During the fall of this year, my family suffered one of its biggest tragedies: the death of my 20-year-old cousin after a sudden car accident. Sitting in the hospital room, surrounded by my aunts, uncles, and cousins we waited for news.
He was driving to work on a Friday in early November when he got into a head-on accident with another car. Both drivers were essentially dead on impact, but we wouldn’t find this out until Sunday after the results about his CAT scan came back. No brain activity.
Driving to the hospital with my sister, I spent the next 48 hours in a constant stream of prayers that sounded a little like this, “Please please please please let him be okay. Heal him, Lord. Please please please please. I’m so afraid.”
I felt like all the air had been pulled out of my lungs. The small hospital room felt so loud, and I was so angry. I wanted a hug, I wanted to cry into someone’s shoulder. But I also wanted to be alone where no one would look at me, touch me, or try to speak to me. I was hit with waves of low-level panic.
It didn’t feel real. I was convinced for several months that I would wake up and someone would tell me my cousin has just gotten home from an extended vacation, plane tickets and suitcase in hand.
“I’m pretty sure it is only by experiencing that ocean of sadness in a naked and immediate way that we come to be healed—which is to say, that we come to experience life with a real sense of presence and spaciousness and peace.” Anne Lamott, Traveling Mercies
For the first time in my life, I was face to face with the monster called Grief. I won’t say I know what grief is like for everyone, but for me, it meant feeling like I was constantly dragging myself through life. I would show up and force a customer service smile until I was allowed to go home again. This stage also involved a constant feeling of tiredness that lasted for a few weeks. I slept all the time.
Then came the next stage. The sleepless stage. I just couldn’t seem to fall asleep or stay asleep and ended up getting only 4 or 5 hours of sleep a night. I was losing weight and feeling sick nearly every day. How could I move towards ‘healing’ when I could barely survive a day of work?
“Don’t get me wrong: grief sucks; it really does. Unfortunately, though, avoiding it robs us of life, of the now, of a sense of the living spirit.” Anne Lamott, Traveling Mercies
I slowly, very slowly, came to see that just letting yourself exist in the present moment without forcing yourself to do or be or change the sadness and pain lets you accept, fully and with compassion, your hurt.
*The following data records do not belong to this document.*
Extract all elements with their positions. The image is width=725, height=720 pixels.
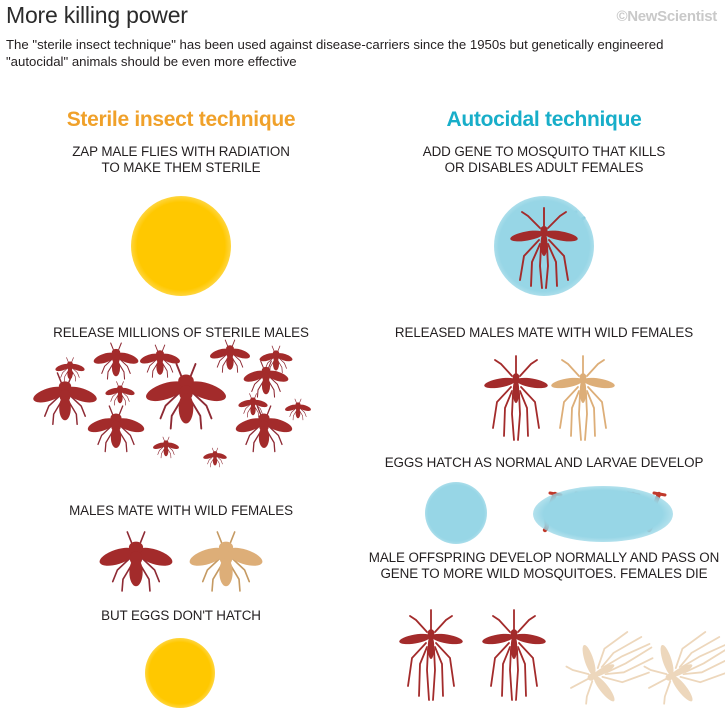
fly-swarm-art xyxy=(8,348,356,468)
fly-swarm xyxy=(8,348,356,468)
radiation-badge-art xyxy=(131,196,231,296)
mosquito-dead-female-2-icon xyxy=(634,617,725,717)
column-heading-right: Autocidal technique xyxy=(363,108,725,132)
fly-female-icon xyxy=(187,532,264,591)
dna-mosquito-art xyxy=(494,196,594,296)
step-no-hatch-label: BUT EGGS DON'T HATCH xyxy=(0,608,362,624)
larvae-art xyxy=(533,480,673,548)
unhatched-eggs-art xyxy=(145,638,215,708)
mosquito-male-icon xyxy=(483,356,548,440)
step-released-mate-label: RELEASED MALES MATE WITH WILD FEMALES xyxy=(363,325,725,341)
infographic-canvas: More killing power ©NewScientist The "st… xyxy=(0,0,725,720)
mosquito-offspring-1-icon xyxy=(398,610,463,700)
mosquito-pair xyxy=(468,348,628,452)
mosquito-dead-female-1-icon xyxy=(556,617,666,717)
step-eggs-hatch-label: EGGS HATCH AS NORMAL AND LARVAE DEVELOP xyxy=(363,455,725,471)
step-zap-label: ZAP MALE FLIES WITH RADIATIONTO MAKE THE… xyxy=(0,144,362,176)
offspring-group xyxy=(379,600,719,720)
page-title: More killing power xyxy=(6,2,188,29)
step-release-label: RELEASE MILLIONS OF STERILE MALES xyxy=(0,325,362,341)
fly-male-icon xyxy=(97,532,174,591)
step-offspring-label: MALE OFFSPRING DEVELOP NORMALLY AND PASS… xyxy=(363,550,725,582)
mosquito-offspring-2-icon xyxy=(481,610,546,700)
step-mate-label: MALES MATE WITH WILD FEMALES xyxy=(0,503,362,519)
mosquito-female-icon xyxy=(550,356,615,440)
mosquito-pair-art xyxy=(468,348,628,452)
column-heading-left: Sterile insect technique xyxy=(0,108,362,132)
brand-logo: ©NewScientist xyxy=(616,8,717,25)
column-sterile-insect-technique: Sterile insect technique ZAP MALE FLIES … xyxy=(0,100,362,720)
column-autocidal-technique: Autocidal technique ADD GENE TO MOSQUITO… xyxy=(363,100,725,720)
offspring-and-dead-females-art xyxy=(379,600,719,720)
fly-pair xyxy=(88,525,278,603)
standfirst: The "sterile insect technique" has been … xyxy=(6,36,696,70)
mating-flies-art xyxy=(88,525,278,603)
mosquito-icon xyxy=(494,196,594,296)
eggs-blue-art xyxy=(425,482,487,544)
step-add-gene-label: ADD GENE TO MOSQUITO THAT KILLSOR DISABL… xyxy=(363,144,725,176)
“…if you are lucky and brave, you will be willing to bear disillusion. You begin to cry and writhe and yell and then to keep on crying; and then, finally, grief ends up giving you the two best things: softness and illumination.” Anne Lamott, Traveling Mercies
Life is not easier now. I still think that maybe if I travel far enough I might just bump into my cousin on his permanent vacation. But I have healed, physically and emotionally, to a point where I can feel happy and peaceful. Even if I don’t understand the why or how of grief, I do understand a little bit better just how God works in our most broken moments.
“The Lord is close to the brokenhearted and saves those who are crushed in spirit.” Psalm 34:18, NIV
As I cried on my bedroom floor at four in the morning, Psalm 34:18 reassured me that God truly saw me and my family during our time of deepest need. Even if things didn’t work out the way we expected, He continually reminded me of His presence next to us in our darkest moments.
This event has taught me one thing more than any other: people are the most important thing in the entire universe. When the worst happens it’s going to be your closest family and friends sitting in that hospital room with you. Stay close to those who are important to you, and don’t ever let them forget how deeply they are loved.